Tradeoffs: the three common approval designs

Design	Good at	Breaks when	My take
Blanket session approval	fast iteration	agent scope drifts, humans stop reading	only acceptable in tightly sandboxed personal workflows
Per-tool approval	simple mental model	frequent interruptions, approval fatigue	decent baseline, but noisy
Preview-bound approval	inspectable writes, tighter audit trail	preview generation is weak or fingerprints are unstable	best default for repo and ops workflows

What goes wrong in practice

Failure mode 1: approvals become meaningless because they are too frequent

If every harmless read or reversible action asks for confirmation, people stop reading and start clicking. That is not human oversight, that is ritual.

Failure mode 2: the preview is not the real action

If the preview says two files but the execution can still modify five, approval is mostly theater.

Failure mode 3: approval accidentally covers follow-up actions

The agent edits files, then pushes, then opens a PR, then posts to chat because all of those feel related. They are related, but they are not the same action.

Failure mode 4: policy lives only in prompts

If the rule is “never message external recipients without approval,” that rule needs to exist in executable policy, not just in an instruction file.

Pitfall: approval is not a sandbox. Even after approval, runtimes should still enforce writable paths, branch prefixes, repo allowlists, and outbound destination rules.

Security and reliability concerns that matter

Replay resistance

Approval tokens should expire quickly and bind to a single action fingerprint. Otherwise a captured token can be reused for a modified request.
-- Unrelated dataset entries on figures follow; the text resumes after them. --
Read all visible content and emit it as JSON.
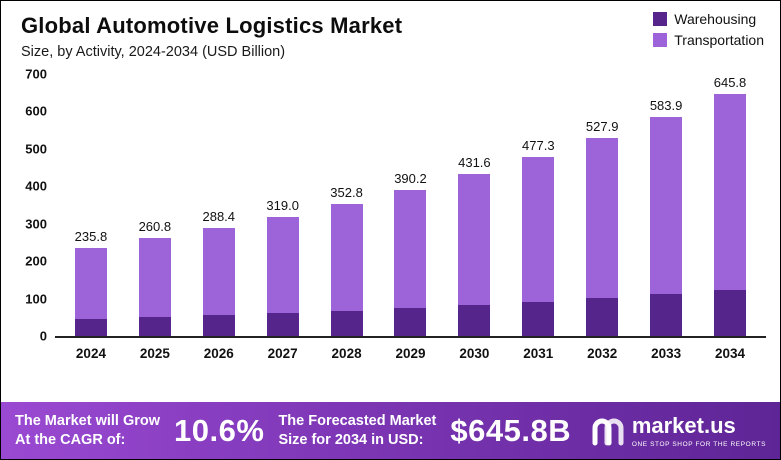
{
  "header": {
    "title": "Global Automotive Logistics Market",
    "subtitle": "Size, by Activity, 2024-2034 (USD Billion)"
  },
  "legend": {
    "items": [
      {
        "label": "Warehousing",
        "color": "#56258c"
      },
      {
        "label": "Transportation",
        "color": "#9d64d9"
      }
    ]
  },
  "chart_data": {
    "type": "bar",
    "stacked": true,
    "title": "Global Automotive Logistics Market",
    "subtitle": "Size, by Activity, 2024-2034 (USD Billion)",
    "categories": [
      "2024",
      "2025",
      "2026",
      "2027",
      "2028",
      "2029",
      "2030",
      "2031",
      "2032",
      "2033",
      "2034"
    ],
    "series": [
      {
        "name": "Warehousing",
        "color": "#56258c",
        "values": [
          45.0,
          50.0,
          55.0,
          61.0,
          68.0,
          75.0,
          84.0,
          92.0,
          101.0,
          111.0,
          123.0
        ]
      },
      {
        "name": "Transportation",
        "color": "#9d64d9",
        "values": [
          190.8,
          210.8,
          233.4,
          258.0,
          284.8,
          315.2,
          347.6,
          385.3,
          426.9,
          472.9,
          522.8
        ]
      }
    ],
    "totals": [
      235.8,
      260.8,
      288.4,
      319.0,
      352.8,
      390.2,
      431.6,
      477.3,
      527.9,
      583.9,
      645.8
    ],
    "ylim": [
      0,
      700
    ],
    "yticks": [
      0,
      100,
      200,
      300,
      400,
      500,
      600,
      700
    ],
    "grid": false,
    "legend_position": "top-right",
    "xlabel": "",
    "ylabel": ""
  },
  "banner": {
    "left_line1": "The Market will Grow",
    "left_line2": "At the CAGR of:",
    "cagr": "10.6%",
    "mid_line1": "The Forecasted Market",
    "mid_line2": "Size for 2034 in USD:",
    "forecast_value": "$645.8B",
    "brand_name": "market.us",
    "brand_tagline": "One Stop Shop For The Reports"
  }
}
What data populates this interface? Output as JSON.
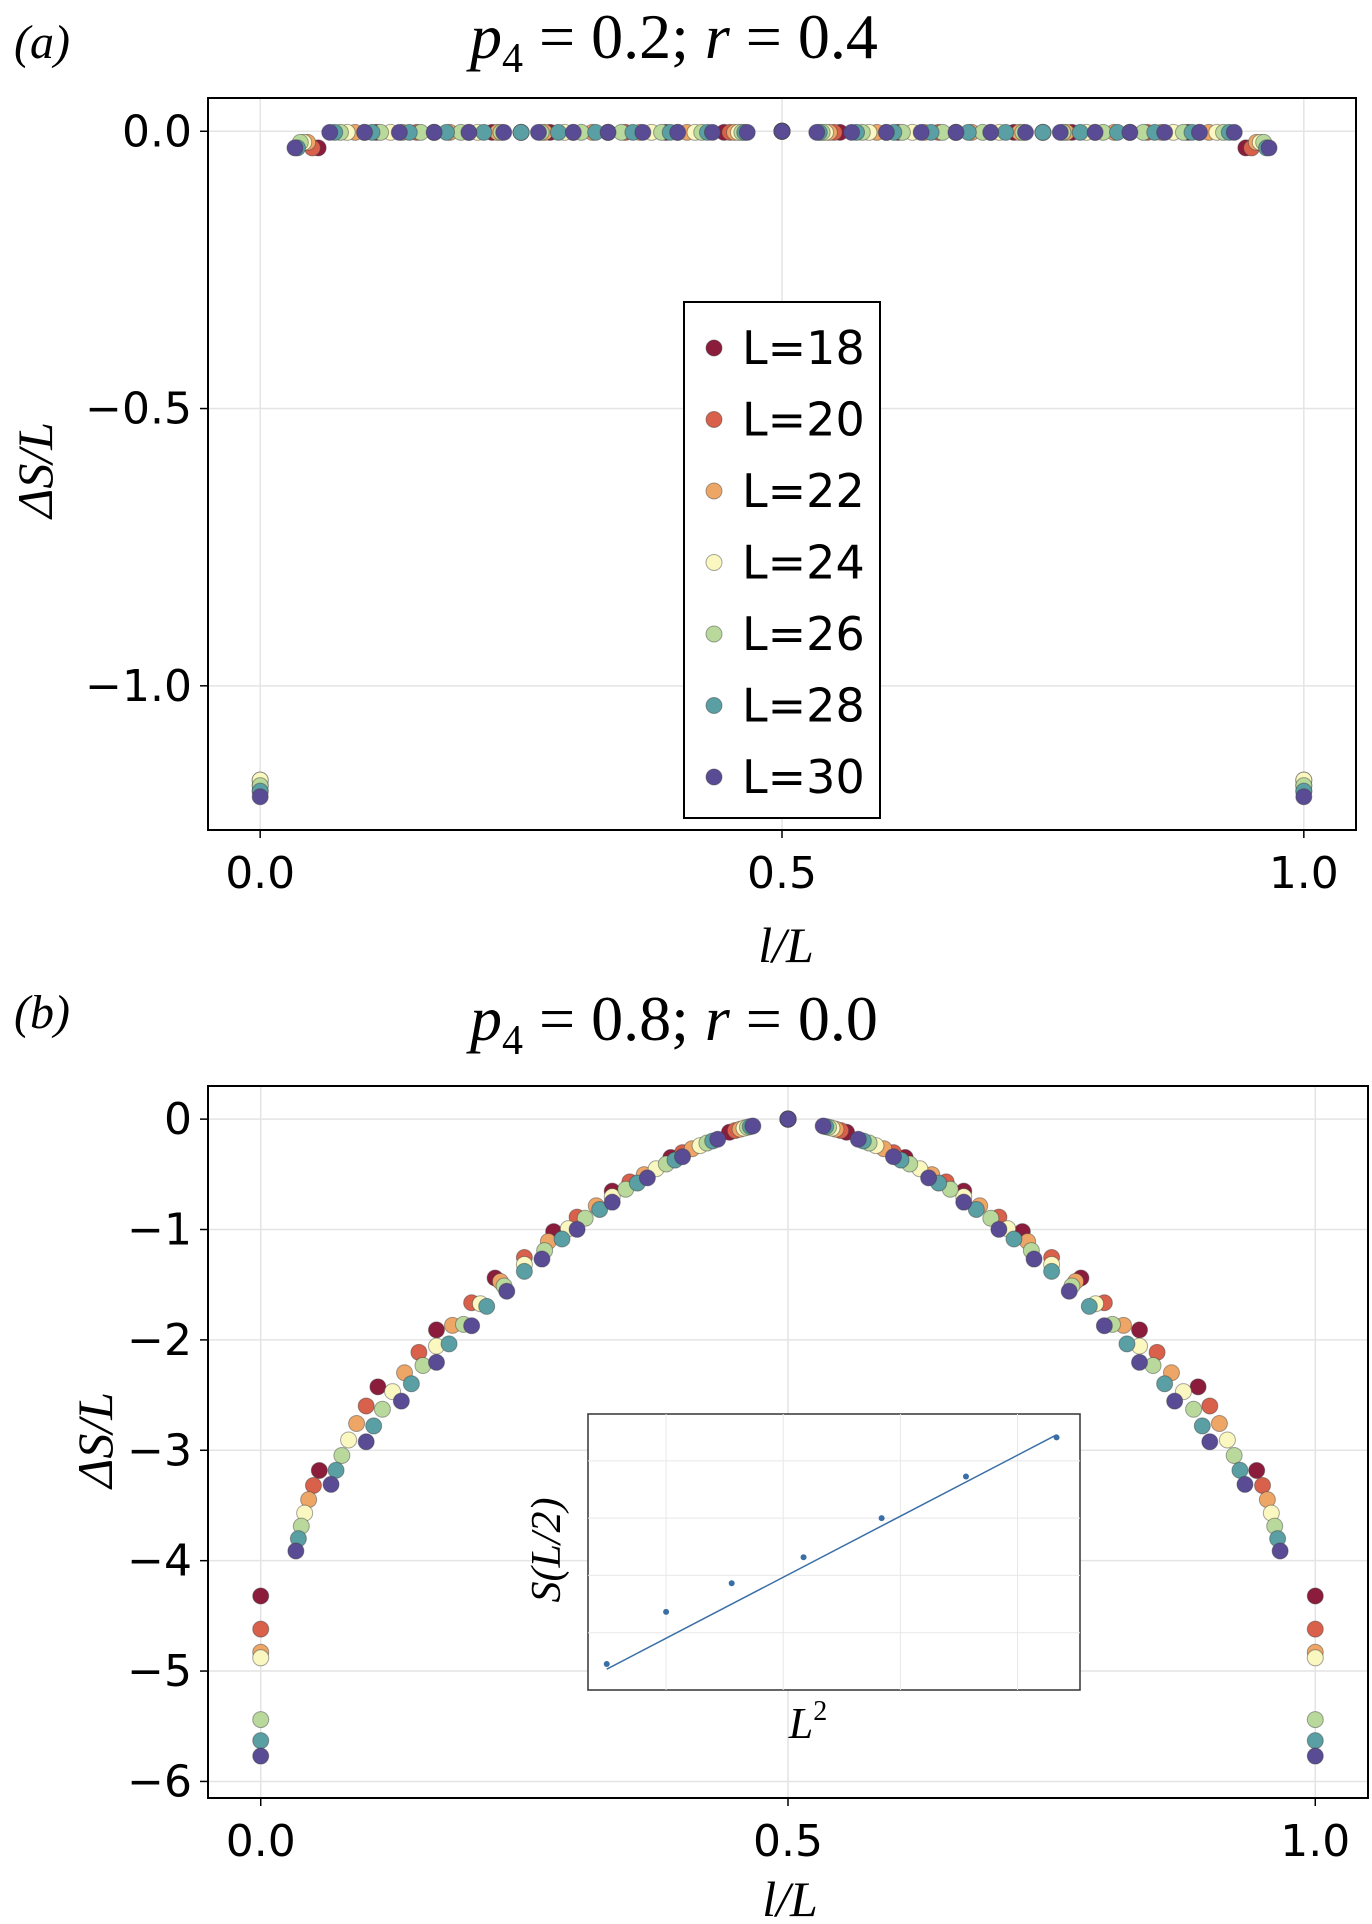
{
  "panel_a": {
    "label": "(a)",
    "title_var": "p",
    "title_sub": "4",
    "title_rest": " = 0.2;  ",
    "title_var2": "r",
    "title_rest2": " = 0.4",
    "xlabel": "l/L",
    "ylabel": "ΔS/L"
  },
  "panel_b": {
    "label": "(b)",
    "title_var": "p",
    "title_sub": "4",
    "title_rest": " = 0.8;  ",
    "title_var2": "r",
    "title_rest2": " = 0.0",
    "xlabel": "l/L",
    "ylabel": "ΔS/L"
  },
  "inset": {
    "xlabel_base": "L",
    "xlabel_sup": "2",
    "ylabel": "S(L/2)"
  },
  "colors": {
    "L=18": "#8c1c3c",
    "L=20": "#d9604b",
    "L=22": "#eea667",
    "L=24": "#faf7c0",
    "L=26": "#b9d99c",
    "L=28": "#5a9fa3",
    "L=30": "#5a4b95",
    "inset_line": "#3a6fa6"
  },
  "chart_data": [
    {
      "type": "scatter",
      "panel": "a",
      "title": "p4 = 0.2; r = 0.4",
      "xlabel": "l/L",
      "ylabel": "ΔS/L",
      "xlim": [
        -0.05,
        1.05
      ],
      "ylim": [
        -1.26,
        0.06
      ],
      "xticks": [
        0.0,
        0.5,
        1.0
      ],
      "xtick_labels": [
        "0.0",
        "0.5",
        "1.0"
      ],
      "yticks": [
        0.0,
        -0.5,
        -1.0
      ],
      "ytick_labels": [
        "0.0",
        "−0.5",
        "−1.0"
      ],
      "grid": true,
      "legend_position": "center",
      "series": [
        {
          "name": "L=18",
          "L": 18,
          "endpoint": -1.18,
          "near_edge": -0.03
        },
        {
          "name": "L=20",
          "L": 20,
          "endpoint": -1.19,
          "near_edge": -0.03
        },
        {
          "name": "L=22",
          "L": 22,
          "endpoint": -1.17,
          "near_edge": -0.02
        },
        {
          "name": "L=24",
          "L": 24,
          "endpoint": -1.17,
          "near_edge": -0.02
        },
        {
          "name": "L=26",
          "L": 26,
          "endpoint": -1.18,
          "near_edge": -0.02
        },
        {
          "name": "L=28",
          "L": 28,
          "endpoint": -1.19,
          "near_edge": -0.03
        },
        {
          "name": "L=30",
          "L": 30,
          "endpoint": -1.2,
          "near_edge": -0.03
        }
      ]
    },
    {
      "type": "scatter",
      "panel": "b",
      "title": "p4 = 0.8; r = 0.0",
      "xlabel": "l/L",
      "ylabel": "ΔS/L",
      "xlim": [
        -0.05,
        1.05
      ],
      "ylim": [
        -6.15,
        0.3
      ],
      "xticks": [
        0.0,
        0.5,
        1.0
      ],
      "xtick_labels": [
        "0.0",
        "0.5",
        "1.0"
      ],
      "yticks": [
        0,
        -1,
        -2,
        -3,
        -4,
        -5,
        -6
      ],
      "ytick_labels": [
        "0",
        "−1",
        "−2",
        "−3",
        "−4",
        "−5",
        "−6"
      ],
      "grid": true,
      "series": [
        {
          "name": "L=18",
          "L": 18,
          "endpoint": -4.32
        },
        {
          "name": "L=20",
          "L": 20,
          "endpoint": -4.62
        },
        {
          "name": "L=22",
          "L": 22,
          "endpoint": -4.83
        },
        {
          "name": "L=24",
          "L": 24,
          "endpoint": -4.88
        },
        {
          "name": "L=26",
          "L": 26,
          "endpoint": -5.44
        },
        {
          "name": "L=28",
          "L": 28,
          "endpoint": -5.63
        },
        {
          "name": "L=30",
          "L": 30,
          "endpoint": -5.77
        }
      ]
    },
    {
      "type": "scatter",
      "panel": "b-inset",
      "xlabel": "L^2",
      "ylabel": "S(L/2)",
      "x": [
        324,
        400,
        484,
        576,
        676,
        784,
        900
      ],
      "y": [
        1.0,
        3.0,
        4.1,
        5.1,
        6.6,
        8.2,
        9.7
      ],
      "fit_line": {
        "x": [
          324,
          900
        ],
        "y": [
          0.8,
          9.8
        ]
      }
    }
  ]
}
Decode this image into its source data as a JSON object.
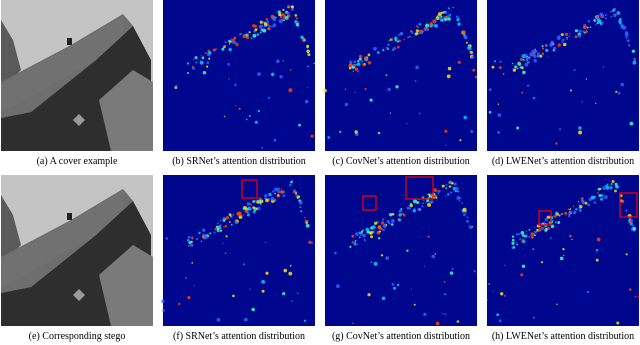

Workspace and tenant boundaries

For code-writing agents, approval alone is not enough. The runtime should still enforce allowed repos, writable paths, branch prefixes, and network restrictions.

Auditability

You want a durable event for request, approval, execution, and result. That matters for debugging just as much as compliance.

{
  "timestamp": "2026-04-15T12:02:00Z",
  "session_id": "sess_blog_412",
  "tool": "create_pull_request",
  "lane": "preview",
  "fingerprint": "fp_8f6f0b",
  "approver": "user_123",
  "status": "executed",
  "files_changed": 5,
  "external_destination": "github.com",
  "duration_ms": 912
}

Idempotency

Approved writes should be safe to retry when possible. If a network call times out after approval, the system needs a way to avoid creating duplicate PRs or duplicate notifications.

What I would not do

I would not give a coding agent permanent approval to run arbitrary commands in a repo just because it usually behaves.
I would not let approve-once silently upgrade into approve-all-follow-up-actions.
I would not build external message sending and local file editing behind the same generic confirm button.

Practical checklist

classify tools into auto, preview, and high-risk lanes
generate a concrete preview artifact before every bounded write
bind approval to a stable fingerprint of the exact action
expire approvals quickly
re-check policy at execution time
keep follow-up actions separate unless they are explicitly approved too
log request, approval, execution, and result as distinct events
enforce branch, path, repo, and destination constraints outside the prompt
make read-only actions silent enough that people keep paying attention when approvals do appear
fail closed when preview, token, or policy state no longer matches

Conclusion

Approval workflows are not there to make agents feel supervised. They are there to preserve velocity without losing inspectability.

The best pattern I know is boring in a good way: classify risk, preview the exact effect, approve only what can be inspected, execute only what was approved, and leave a clean trail behind.